After a long string of negotiations, since the parliamentary elections of October 2018, a new coalition government was formed in Latvia (January 23, 2019). The new and rather heterogeneous government comprises three conservative/liberal parties of the centre-right (New Unity, New Conservatives and Development/For!), one national conservative party (National Alliance/NA) and most deputies from the populist Who Owns the State?/KPV party. This piece concentrates on the persistence of the cordon sanitaire around the, nominally centre-left, Saskaņa/Harmony party (the party that traditionally garners the bulk of the ethnic Russian vote); the weakening role of National Alliance as a partner in the governing coalition; and the rapidly emerging KPV.

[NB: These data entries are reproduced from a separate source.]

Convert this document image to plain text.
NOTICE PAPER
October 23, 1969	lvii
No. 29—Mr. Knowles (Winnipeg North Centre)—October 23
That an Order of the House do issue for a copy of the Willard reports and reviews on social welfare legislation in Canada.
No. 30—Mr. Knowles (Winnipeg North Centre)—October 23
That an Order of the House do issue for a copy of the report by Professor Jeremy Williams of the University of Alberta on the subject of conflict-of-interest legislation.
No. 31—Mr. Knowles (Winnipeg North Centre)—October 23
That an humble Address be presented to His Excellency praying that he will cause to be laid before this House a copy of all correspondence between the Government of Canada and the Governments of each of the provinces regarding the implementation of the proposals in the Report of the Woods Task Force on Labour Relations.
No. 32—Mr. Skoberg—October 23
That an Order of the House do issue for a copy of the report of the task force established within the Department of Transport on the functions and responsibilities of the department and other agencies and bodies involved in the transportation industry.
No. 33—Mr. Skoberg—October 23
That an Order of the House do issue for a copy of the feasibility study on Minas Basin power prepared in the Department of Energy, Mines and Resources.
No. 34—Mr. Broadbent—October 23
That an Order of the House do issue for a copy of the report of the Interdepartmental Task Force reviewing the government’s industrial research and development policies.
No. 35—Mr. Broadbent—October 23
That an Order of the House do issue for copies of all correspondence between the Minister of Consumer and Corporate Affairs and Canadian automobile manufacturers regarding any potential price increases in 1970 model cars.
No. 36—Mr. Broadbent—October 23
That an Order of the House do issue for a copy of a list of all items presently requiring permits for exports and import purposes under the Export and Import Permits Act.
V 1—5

The cordon sanitaire around Harmony

In contrast to, say, the ethnic Hungarian minorities across the Carpathian basin, the ethnic Russian communities of Latvia and Estonia tend to rally around parties with a civic profile  (Latvia: Saskaņa/Harmony; Estonia: Eesti Keskerakond/Centre Party) instead of an explicitly ethnic one. Harmony’s appeal to ethnic Russians, as well as its calls for a foreign policy of appeasement vis-à-vis Russia, has rendered political rivals skeptical over the party’s motives and reliability. Harmony secured 19.80% of the vote and emerged as the strongest party, in its own right, in the October 2018 elections. This was also the case in the 2011 and the 2014 elections, where it garnered 28.36% and 23% of the vote respectively. Despite this successful electoral performance in a series of electoral contests, the (predominantly) Latvian parties maintain a cordon sanitaire around Harmony in a way that was once again manifest in the latest coalition government.